If there’s one critique to level at the film (and there isn’t) it’s that, amidst the calamity, the individual characters feel underdeveloped. I can understand the source of this notion, but must offer my whole-hearted disagreement. Sure, I struggle to name a character, but I’ve already seen the movie where we get to know our boys on the front line — the movie where the casualties hurt us emotionally because we’ve become friends with the whole gang. However, by sidestepping the need for character exposition we are made to feel the urgency of each moment. Do you think his ragtag group of men from a long list of different companies had the chance to shake hands and tell stories about home? Absolutely not. Yet, when characters inevitably do suffer injuries and death, it hurts all the same, because Dunkirk makes it clear that it could have been anyone. War is only a morality play on a large scale, and it’s that specific scale which emerges as the film’s thesis. Much in the same way that the main character of Inception is the titular device, the main character of Dunkirk is morality itself. We’re being treated to a story of a time when this “character” was being challenged on a global scale and any place it could pop in and shine was a huge victory.
When Mr. Dawson (Mark Rylance) is told that his mission is a death wish, and that he’ll never make it home, he responds that if he doesn’t press forward there won’t be any home to go back to. It’s at this moment when we see precisely why Dunkirk is a tale worth telling. It says, in no unspecific terms, that doing the right thing isn’t always easy, but it’s always right.
An added note: Dunkirk illuminated an aspect of Nolan’s style that I could never quite put my finger on for his entire career. I’ve always criticized Nolan’s ability to shoot action. The rooftop fight scene between Batman, Catwoman, and the cops toward the beginning of The Dark Knight Rises is perhaps the purest example. The fighting is very well choreographed and the stakes are appropriate, but the scene feels like nothing. There’s no poetry to it. Same goes for the mid-movie car chase in The Dark Knight. It’s just a big old blob of grey. And even though it ends with a huge bang (that truck flip, son), the sequence feels like dead air until it does. What it ultimately comes down to is structure, and for a filmmaker whose style is defined by having no style at all (credit to Ryan for that wonderful line), it’s easy to feel robbed of a much more cinematic moment. Dunkirk is Nolan bursting through his own action ceiling. Rather than using tight choreography or kinetic visual blocking, he has instead found a way to deliver sweeping action in controlled bursts, doled out by the three-setting structure. When one plane takes a shot at another, we get one quick pass before moving into another setting.

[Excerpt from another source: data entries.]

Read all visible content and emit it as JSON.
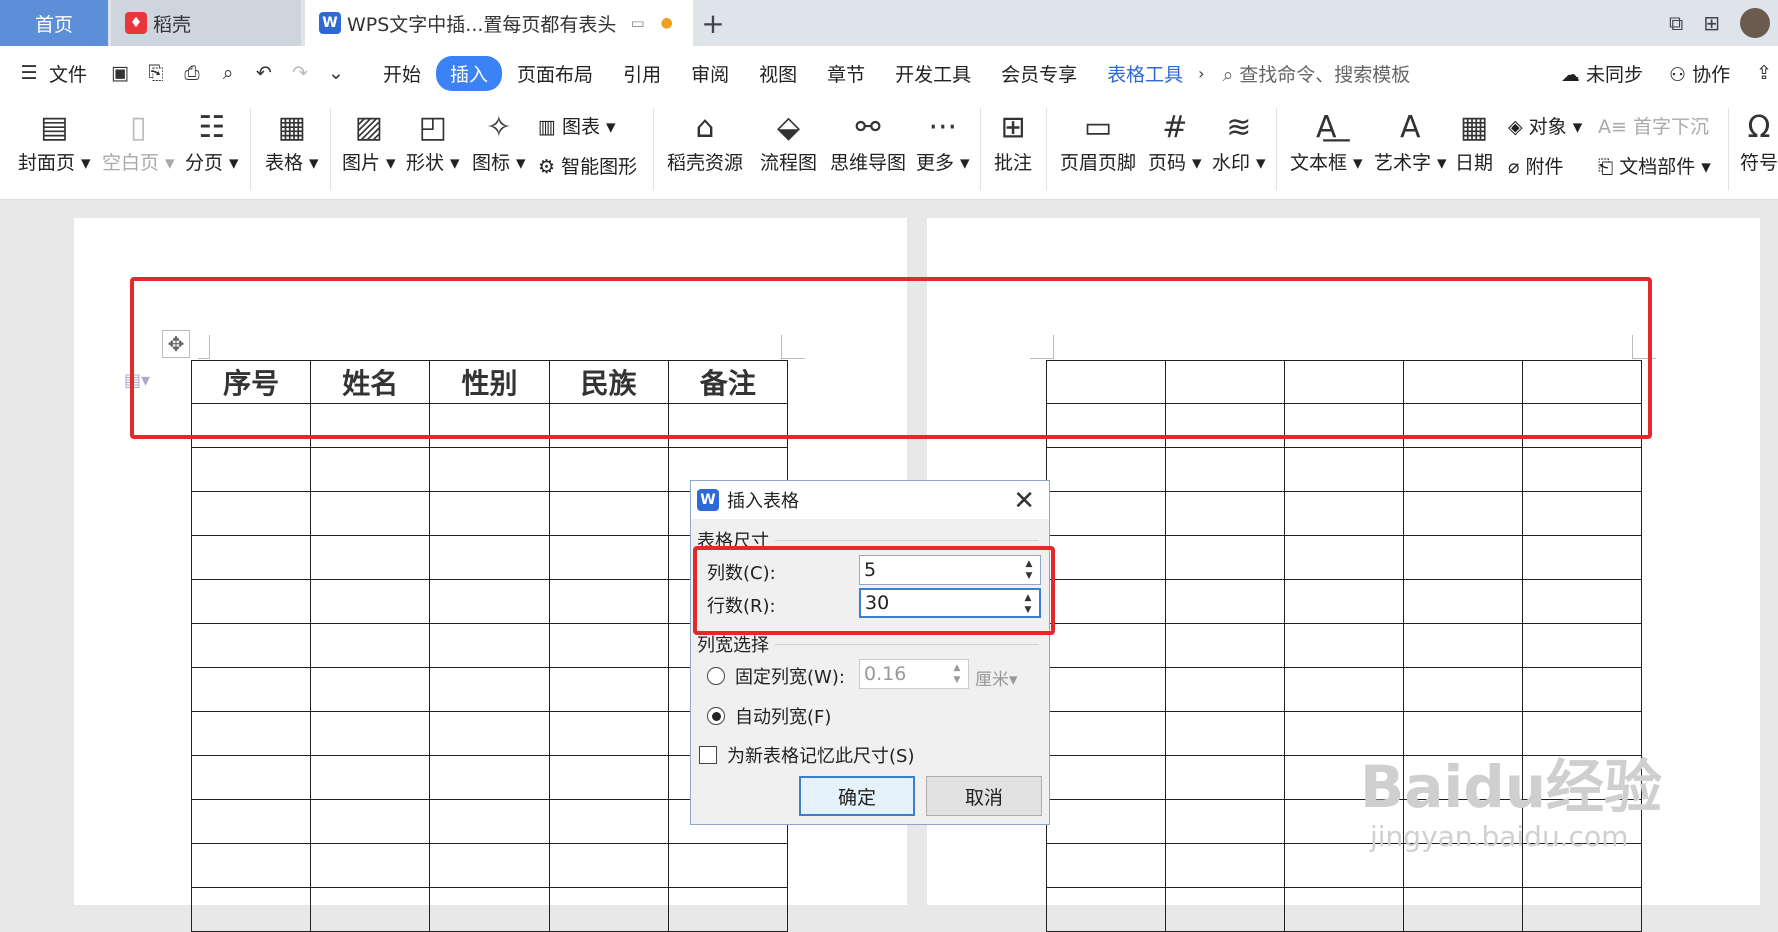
{
  "tabs": [
    {
      "label": "首页"
    },
    {
      "label": "稻壳",
      "icon": "W"
    },
    {
      "label": "WPS文字中插...置每页都有表头",
      "icon": "W"
    }
  ],
  "menu": {
    "file": "文件",
    "items": [
      "开始",
      "插入",
      "页面布局",
      "引用",
      "审阅",
      "视图",
      "章节",
      "开发工具",
      "会员专享",
      "表格工具"
    ],
    "active": "插入",
    "search_placeholder": "查找命令、搜索模板",
    "sync": "未同步",
    "collab": "协作"
  },
  "ribbon": {
    "cover": "封面页",
    "blank": "空白页",
    "pagebreak": "分页",
    "table": "表格",
    "image": "图片",
    "shape": "形状",
    "icon": "图标",
    "chart": "图表",
    "smart": "智能图形",
    "docer": "稻壳资源",
    "flow": "流程图",
    "mind": "思维导图",
    "more": "更多",
    "comment": "批注",
    "headerfooter": "页眉页脚",
    "pagenum": "页码",
    "watermark": "水印",
    "textbox": "文本框",
    "wordart": "艺术字",
    "date": "日期",
    "object": "对象",
    "attach": "附件",
    "dropcap": "首字下沉",
    "docpart": "文档部件",
    "symbol": "符号"
  },
  "table_headers": [
    "序号",
    "姓名",
    "性别",
    "民族",
    "备注"
  ],
  "dialog": {
    "title": "插入表格",
    "size_section": "表格尺寸",
    "cols_label": "列数(C):",
    "cols_value": "5",
    "rows_label": "行数(R):",
    "rows_value": "30",
    "width_section": "列宽选择",
    "fixed_label": "固定列宽(W):",
    "fixed_value": "0.16",
    "unit": "厘米",
    "auto_label": "自动列宽(F)",
    "remember_label": "为新表格记忆此尺寸(S)",
    "ok": "确定",
    "cancel": "取消"
  },
  "watermark": {
    "main": "Baidu经验",
    "sub": "jingyan.baidu.com"
  },
  "colors": {
    "accent": "#3b82f6",
    "highlight": "#e5282a"
  }
}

Before you know it, we’re back, and since the scene itself is not in need of being anchored as a singular set-piece, each action beat is given room to breathe, while we, the audience are barely permitted to do so.
I’ll have to see this again before I start saying that Dunkirk is Nolan’s best work, but in a mostly flawless career, the fact that I’m seriously considering it is the highest of praise. Wherever it stands, God bless Christopher Nolan for carving out a niche where he can do what he wants how he wants, all the while fighting the good fight for film as a technical craft AND an art form. Pay the money. Go to the movies. Appreciate how much love for the medium is coursing through every frame.
Do NOT sleep on this. You will regret it.
Dunkirk opens today in Philly area theaters.